Explorations in Black Leadership

Co-Directed by Phyllis Leffler & Julian Bond

Early Leadership: Speaking Out, Being Heard

BOND: In your education -- you said that in college you didn’t exercise your potential as a student.

WILDER: That’s an understatement.

BOND: But I wonder if, in grade school, high school, college, there were opportunities, like student government and things like that where you were active. Where you were saying, “I can be in charge of this.”

WILDER: Yeah I did that all through elementary and grade school. I’ll say this in college -- I was so fascinated with other subjects that when my ethics professor was speaking, I would just get carried off -- oh, in chemistry class, I would take the professor over into talking about world events and what was happening in India. What was happening with Adam Powell, and the Bandung Conference, why they were saying things that America’s turning its back on the rest of the world, with its racist activities here. And yet, I never sought any offices of student government leadership. But I was always involved in protests and arguments and making certain that students were heard. We had a right to be heard and a right to be seen as well.

BOND: Let me ask you about the occasions where you were redirecting the class, the chemistry teacher being asked about the Bandung Conference, and others being asked to stray away from their subject. Where does it come from in you, that you can do this and that you ought to do this? That you ought to -- I don’t want to say take over the class, but change the direction of the class?

WILDER: Well, it I think it came from saying, pretty much, “Why am I here? And what are you doing when you finish? What is knowledge? What is the acquisition of it and why aren’t you getting it?” And so, some of my friends from college, who had been in the military, who were older, who had come back to college -- I would read things that they had written. They had said it or heard it written, or spoken, and I could recite them as if it were me myself, having heard them. I think on so many occasions, it was always this desire to change. I remember at that time, much was going on in Africa, particularly Kenya. And Jomo Kenyatta was the spirit behind the liberation of Kenya.

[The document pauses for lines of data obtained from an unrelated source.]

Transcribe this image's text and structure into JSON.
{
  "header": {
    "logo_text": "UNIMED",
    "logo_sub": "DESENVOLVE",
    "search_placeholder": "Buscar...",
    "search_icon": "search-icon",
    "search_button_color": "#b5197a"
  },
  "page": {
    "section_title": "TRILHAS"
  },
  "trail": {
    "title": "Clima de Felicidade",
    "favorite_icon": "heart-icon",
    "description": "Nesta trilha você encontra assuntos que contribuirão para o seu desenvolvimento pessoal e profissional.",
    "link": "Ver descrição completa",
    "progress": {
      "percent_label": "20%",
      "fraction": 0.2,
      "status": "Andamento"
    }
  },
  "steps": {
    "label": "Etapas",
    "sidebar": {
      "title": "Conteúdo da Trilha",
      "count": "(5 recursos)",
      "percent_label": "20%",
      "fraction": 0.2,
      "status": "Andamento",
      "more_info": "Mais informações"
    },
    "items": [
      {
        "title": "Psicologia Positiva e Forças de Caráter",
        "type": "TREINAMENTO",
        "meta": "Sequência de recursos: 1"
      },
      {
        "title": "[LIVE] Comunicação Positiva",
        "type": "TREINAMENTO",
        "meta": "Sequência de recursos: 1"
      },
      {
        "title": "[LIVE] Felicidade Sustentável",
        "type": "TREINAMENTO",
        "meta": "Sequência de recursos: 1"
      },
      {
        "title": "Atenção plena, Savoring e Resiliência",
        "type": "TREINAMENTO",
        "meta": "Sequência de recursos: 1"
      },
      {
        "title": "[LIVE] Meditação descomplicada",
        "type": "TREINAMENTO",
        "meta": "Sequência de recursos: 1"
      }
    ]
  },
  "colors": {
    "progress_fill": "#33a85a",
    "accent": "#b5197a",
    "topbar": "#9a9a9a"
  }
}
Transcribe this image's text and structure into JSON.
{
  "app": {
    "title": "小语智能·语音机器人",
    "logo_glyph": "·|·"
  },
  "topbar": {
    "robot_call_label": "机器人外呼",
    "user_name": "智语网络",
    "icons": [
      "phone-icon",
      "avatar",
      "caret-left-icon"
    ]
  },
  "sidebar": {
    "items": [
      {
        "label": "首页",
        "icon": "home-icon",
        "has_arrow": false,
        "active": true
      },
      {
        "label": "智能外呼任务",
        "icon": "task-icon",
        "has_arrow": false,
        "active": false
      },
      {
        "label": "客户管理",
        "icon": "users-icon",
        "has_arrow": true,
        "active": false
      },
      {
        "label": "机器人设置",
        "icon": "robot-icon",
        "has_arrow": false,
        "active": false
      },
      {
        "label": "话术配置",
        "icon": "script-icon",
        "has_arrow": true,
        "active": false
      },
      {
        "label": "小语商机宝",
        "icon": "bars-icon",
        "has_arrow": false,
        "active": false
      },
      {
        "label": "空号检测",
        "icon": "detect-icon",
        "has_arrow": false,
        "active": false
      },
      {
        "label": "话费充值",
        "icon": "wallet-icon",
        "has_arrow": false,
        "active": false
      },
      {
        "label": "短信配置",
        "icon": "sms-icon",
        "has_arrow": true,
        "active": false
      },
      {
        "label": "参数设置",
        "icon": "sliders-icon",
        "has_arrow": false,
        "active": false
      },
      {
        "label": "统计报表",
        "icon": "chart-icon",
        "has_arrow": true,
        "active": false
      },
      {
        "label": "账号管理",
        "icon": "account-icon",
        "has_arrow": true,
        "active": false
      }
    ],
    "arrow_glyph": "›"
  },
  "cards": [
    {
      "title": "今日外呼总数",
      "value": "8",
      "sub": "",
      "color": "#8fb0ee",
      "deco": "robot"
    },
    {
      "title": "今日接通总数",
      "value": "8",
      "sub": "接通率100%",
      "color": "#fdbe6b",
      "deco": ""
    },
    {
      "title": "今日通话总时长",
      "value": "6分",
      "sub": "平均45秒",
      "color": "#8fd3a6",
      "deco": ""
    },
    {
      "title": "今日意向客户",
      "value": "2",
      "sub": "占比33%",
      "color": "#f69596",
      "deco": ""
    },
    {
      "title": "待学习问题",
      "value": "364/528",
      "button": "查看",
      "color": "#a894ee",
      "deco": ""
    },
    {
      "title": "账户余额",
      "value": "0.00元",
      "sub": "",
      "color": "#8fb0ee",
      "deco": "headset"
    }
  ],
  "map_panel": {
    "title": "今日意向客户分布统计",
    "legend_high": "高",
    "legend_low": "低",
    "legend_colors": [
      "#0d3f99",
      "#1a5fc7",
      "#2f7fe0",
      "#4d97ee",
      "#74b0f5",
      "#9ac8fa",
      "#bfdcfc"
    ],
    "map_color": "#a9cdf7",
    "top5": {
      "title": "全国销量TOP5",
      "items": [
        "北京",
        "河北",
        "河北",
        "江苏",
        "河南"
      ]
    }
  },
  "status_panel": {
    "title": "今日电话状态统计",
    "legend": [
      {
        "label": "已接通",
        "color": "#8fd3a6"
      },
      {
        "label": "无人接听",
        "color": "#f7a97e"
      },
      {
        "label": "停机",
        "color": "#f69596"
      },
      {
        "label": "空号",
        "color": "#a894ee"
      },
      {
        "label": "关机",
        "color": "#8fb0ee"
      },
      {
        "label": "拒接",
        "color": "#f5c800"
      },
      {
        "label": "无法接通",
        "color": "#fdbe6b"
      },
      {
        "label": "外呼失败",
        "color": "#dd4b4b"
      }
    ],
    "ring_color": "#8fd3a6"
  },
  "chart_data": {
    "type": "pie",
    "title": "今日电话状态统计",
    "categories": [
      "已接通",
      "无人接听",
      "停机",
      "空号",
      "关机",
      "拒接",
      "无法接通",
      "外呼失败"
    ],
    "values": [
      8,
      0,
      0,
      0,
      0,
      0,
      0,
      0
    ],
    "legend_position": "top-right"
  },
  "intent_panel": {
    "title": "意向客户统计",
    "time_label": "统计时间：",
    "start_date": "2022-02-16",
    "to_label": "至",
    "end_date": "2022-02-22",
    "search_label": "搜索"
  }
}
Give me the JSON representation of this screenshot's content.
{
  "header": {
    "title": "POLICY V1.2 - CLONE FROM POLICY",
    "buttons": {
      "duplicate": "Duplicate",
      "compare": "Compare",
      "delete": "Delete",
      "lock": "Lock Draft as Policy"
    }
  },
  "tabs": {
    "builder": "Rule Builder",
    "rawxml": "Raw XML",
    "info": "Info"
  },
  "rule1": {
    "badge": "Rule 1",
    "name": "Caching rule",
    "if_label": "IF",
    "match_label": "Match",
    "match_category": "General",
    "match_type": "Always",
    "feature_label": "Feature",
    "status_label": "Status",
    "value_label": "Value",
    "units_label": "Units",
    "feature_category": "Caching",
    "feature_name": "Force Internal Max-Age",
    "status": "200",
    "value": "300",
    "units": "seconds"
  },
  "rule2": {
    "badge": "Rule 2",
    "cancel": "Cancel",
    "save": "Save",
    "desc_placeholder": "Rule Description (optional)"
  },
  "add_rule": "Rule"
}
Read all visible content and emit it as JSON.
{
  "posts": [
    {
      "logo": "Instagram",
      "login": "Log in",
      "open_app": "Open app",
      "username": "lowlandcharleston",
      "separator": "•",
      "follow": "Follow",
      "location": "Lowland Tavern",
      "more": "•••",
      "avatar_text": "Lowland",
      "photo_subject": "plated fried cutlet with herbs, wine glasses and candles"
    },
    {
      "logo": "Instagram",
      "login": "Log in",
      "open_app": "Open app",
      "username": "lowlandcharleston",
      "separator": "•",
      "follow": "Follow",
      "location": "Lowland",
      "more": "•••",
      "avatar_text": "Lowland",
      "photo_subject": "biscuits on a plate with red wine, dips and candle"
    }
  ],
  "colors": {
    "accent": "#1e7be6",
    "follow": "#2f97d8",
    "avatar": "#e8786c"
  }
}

I knew friends of mine in Virginia Union who were from Nigeria, and they spoke so fondly of [Nnamdi] Azikiwe and the great liberator in Nigeria. And I was saying, “If these people, they are doing these things, what are we doing here?" Or, "Why are those people saying we’ve got to go there? To do what we need to do here. Let’s do what we gotta do right here. Let’s raise our battles here. Let’s do the kinds of things that we need to do. Let’s be heard." And that’s why I said, “When the thing is right, the time is always right to do it.” You can’t afford to wait for someone to tell you when it’s time to do something.